The moment the original developer leaves the company and a new junior guy comes in to do some code maintenance and screws-up his first few efforts, the business will loose confidence in the product. They'll stop requesting new features and enhancements- the product won't be able to keep up with new market demands and ideas, lost sales, etc...all because someone decided to re-write the system in some cryptic way...
@Dan
Ayende was talking about GB of disk space not RAM.
"It consumes more RAM" - why ?
If I have Person class, why would I have in memory duplicated info like "FirstName", "LastName", "BirthDate"....
I understand that I must have stored somewhere "Petar", "Dan", "Oren", ..., but FirstName is property / metadata of the class, not of every object instance of that class.
??
To the "WTF" about column names being stored against data, that is how SCHEMA-LESS databases work,
{
}
Ayende was wrong.
They will be talking about shortening field names to same RAM when using MongoDB. RAM is still horribly expensive compared to storage.

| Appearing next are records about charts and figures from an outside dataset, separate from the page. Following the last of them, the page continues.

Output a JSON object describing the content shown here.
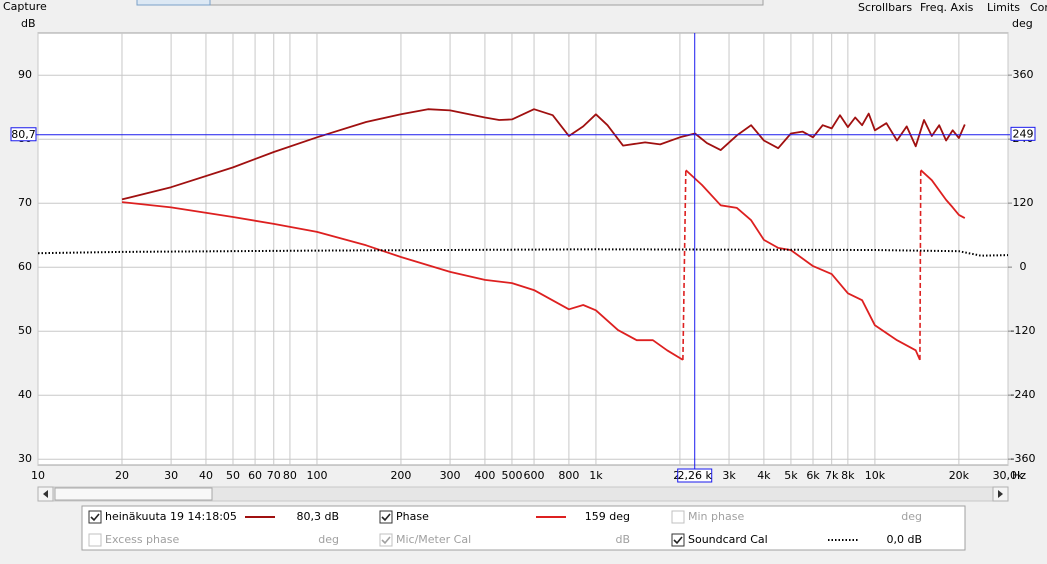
{
  "toolbar": {
    "left": "Capture",
    "right": [
      "Scrollbars",
      "Freq. Axis",
      "Limits",
      "Con"
    ]
  },
  "chart_data": {
    "type": "line",
    "y_axis_label": "dB",
    "y2_axis_label": "deg",
    "x_axis_label": "Hz",
    "xscale": "log",
    "grid": true,
    "xlim": [
      10,
      30000
    ],
    "xticks": [
      10,
      20,
      30,
      40,
      50,
      60,
      70,
      80,
      100,
      200,
      300,
      400,
      500,
      600,
      800,
      {
        "value": 1000,
        "label": "1k"
      },
      {
        "value": 2000,
        "label": "2k"
      },
      {
        "value": 3000,
        "label": "3k"
      },
      {
        "value": 4000,
        "label": "4k"
      },
      {
        "value": 5000,
        "label": "5k"
      },
      {
        "value": 6000,
        "label": "6k"
      },
      {
        "value": 7000,
        "label": "7k"
      },
      {
        "value": 8000,
        "label": "8k"
      },
      {
        "value": 10000,
        "label": "10k"
      },
      {
        "value": 20000,
        "label": "20k"
      },
      {
        "value": 30000,
        "label": "30,0k"
      }
    ],
    "ylim": [
      29.1,
      96.6
    ],
    "yticks": [
      30,
      40,
      50,
      60,
      70,
      80,
      90
    ],
    "y2lim": [
      -371,
      439
    ],
    "y2ticks": [
      -360,
      -240,
      -120,
      0,
      120,
      240,
      360
    ],
    "cursor": {
      "x": {
        "value": 2260,
        "label": "2,26 k"
      },
      "y": {
        "value": 80.7,
        "label": "80,7"
      },
      "y2": {
        "value": 249,
        "label": "249"
      }
    },
    "series": [
      {
        "name": "heinäkuuta 19 14:18:05",
        "color": "#a01010",
        "axis": "y",
        "style": "solid",
        "readout": "80,3 dB",
        "x": [
          20,
          30,
          50,
          70,
          100,
          150,
          200,
          250,
          300,
          400,
          450,
          500,
          600,
          700,
          800,
          900,
          1000,
          1100,
          1250,
          1500,
          1700,
          2000,
          2265,
          2500,
          2800,
          3200,
          3600,
          4000,
          4500,
          5000,
          5500,
          6000,
          6500,
          7000,
          7500,
          8000,
          8500,
          9000,
          9500,
          10000,
          11000,
          12000,
          13000,
          14000,
          15000,
          16000,
          17000,
          18000,
          19000,
          20000,
          21000
        ],
        "values": [
          70.6,
          72.5,
          75.6,
          78,
          80.3,
          82.7,
          83.9,
          84.7,
          84.5,
          83.4,
          83,
          83.1,
          84.7,
          83.75,
          80.5,
          82,
          83.9,
          82.2,
          79,
          79.5,
          79.2,
          80.3,
          80.9,
          79.4,
          78.3,
          80.6,
          82.2,
          79.8,
          78.6,
          80.9,
          81.2,
          80.3,
          82.2,
          81.7,
          83.75,
          81.9,
          83.4,
          82.2,
          84,
          81.4,
          82.5,
          79.8,
          82,
          78.9,
          83,
          80.5,
          82.2,
          79.8,
          81.4,
          80.2,
          82.3
        ]
      },
      {
        "name": "Phase",
        "color": "#dd2020",
        "axis": "y2",
        "style": "solid",
        "readout": "159 deg",
        "x": [
          20,
          30,
          50,
          70,
          100,
          150,
          200,
          300,
          400,
          500,
          600,
          800,
          900,
          1000,
          1200,
          1400,
          1600,
          1800,
          2050,
          2100,
          2400,
          2800,
          3200,
          3600,
          4000,
          4500,
          5000,
          6000,
          7000,
          8000,
          9000,
          10000,
          12000,
          14000,
          14500,
          14600,
          16000,
          18000,
          19000,
          20000,
          21000
        ],
        "values": [
          122,
          112,
          94,
          81,
          66,
          41,
          19,
          -9,
          -24,
          -30,
          -43,
          -79,
          -71,
          -81,
          -118,
          -137,
          -137,
          -156,
          -174,
          182,
          154,
          116,
          111,
          88,
          51,
          36,
          32,
          2,
          -13,
          -49,
          -62,
          -109,
          -137,
          -156,
          -174,
          182,
          163,
          126,
          112,
          98,
          92
        ]
      },
      {
        "name": "Soundcard Cal",
        "color": "#000000",
        "axis": "y",
        "style": "dotted",
        "readout": "0,0 dB",
        "x": [
          10,
          20,
          100,
          1000,
          10000,
          20000,
          24000,
          30000
        ],
        "values": [
          62.2,
          62.4,
          62.6,
          62.8,
          62.7,
          62.5,
          61.8,
          61.9
        ]
      }
    ],
    "inactive_items": [
      {
        "name": "Min phase",
        "readout": "deg",
        "checked": false
      },
      {
        "name": "Excess phase",
        "readout": "deg",
        "checked": false
      },
      {
        "name": "Mic/Meter Cal",
        "readout": "dB",
        "checked": true
      }
    ]
  }
}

For great performance, MongoDB needs the whole dataset in RAM. Saving those few bytes over a large dataset (which, are repeated as they are not necessarily consistent between each document).
Your conclusion is sound despite the failure of your argument. The cost of 900MB of disk space in a HA server environment is a lot more than ~$0.06 -- you have RAID, the portion of the SAN server/etc. needed to serve it, backup, network traffic capacity, etc. Beyond that, you also have the extra RAM and CPU time it takes to handle the larger strings.

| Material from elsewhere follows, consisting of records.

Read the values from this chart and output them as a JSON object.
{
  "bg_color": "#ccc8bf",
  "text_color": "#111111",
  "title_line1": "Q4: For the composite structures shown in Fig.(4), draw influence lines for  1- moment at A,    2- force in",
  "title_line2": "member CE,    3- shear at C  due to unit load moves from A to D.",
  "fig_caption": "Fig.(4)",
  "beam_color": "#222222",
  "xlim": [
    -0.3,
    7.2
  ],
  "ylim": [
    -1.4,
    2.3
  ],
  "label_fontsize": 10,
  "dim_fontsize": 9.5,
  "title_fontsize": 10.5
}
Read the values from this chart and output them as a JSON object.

The point is, though, that all those resources are almost always cheaper than developer time -- not only the time to make the change in the code, but the additional time it will take you for future developers to understand and maintain it, as well as the additional errors that are likely to creep in (even if you catch them in your unit tests, it takes time to fix).
So I agree with you, but your argument is just a flustercluck.

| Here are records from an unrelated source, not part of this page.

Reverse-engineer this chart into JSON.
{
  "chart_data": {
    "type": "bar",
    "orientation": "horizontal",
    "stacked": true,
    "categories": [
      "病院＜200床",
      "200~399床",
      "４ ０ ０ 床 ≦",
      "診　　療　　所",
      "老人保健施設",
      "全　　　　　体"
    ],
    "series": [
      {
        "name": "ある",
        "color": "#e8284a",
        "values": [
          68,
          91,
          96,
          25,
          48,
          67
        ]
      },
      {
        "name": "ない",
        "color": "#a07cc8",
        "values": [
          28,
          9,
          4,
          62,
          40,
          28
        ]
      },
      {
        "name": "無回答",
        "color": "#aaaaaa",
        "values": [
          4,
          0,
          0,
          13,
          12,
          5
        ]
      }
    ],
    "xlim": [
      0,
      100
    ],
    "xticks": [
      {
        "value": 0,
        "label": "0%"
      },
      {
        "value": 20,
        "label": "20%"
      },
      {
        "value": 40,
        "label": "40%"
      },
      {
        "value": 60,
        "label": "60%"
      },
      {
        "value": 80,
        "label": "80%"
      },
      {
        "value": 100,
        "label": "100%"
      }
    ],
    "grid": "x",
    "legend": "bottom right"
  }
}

Premature optimization is the root of all evil -- it's usually cheaper to add iron than development time. But not always (embedded systems, real-time systems, certain functions that get called thousands of times a second, etc. often need optimization rather than more iron).
The cost of a developer is much more than $75k / yr. Take the salary and add 30~50% related to benefits and fringe, and that's the cost to the company.
Russell: The original article talked about disk space, therefore Oren talked about disk space.
Let's be honest: no one with any traffic to speak of is hosting their databases on single $120 drives. Most of the time, you want your database to fit into RAM, if you can help it (RAM being well over 5 cents a gig). And if you are hitting disk, you probably want a good SSD -- also well over 5 cents a gig. And it's probably mirrored, since you don't want to lose your data.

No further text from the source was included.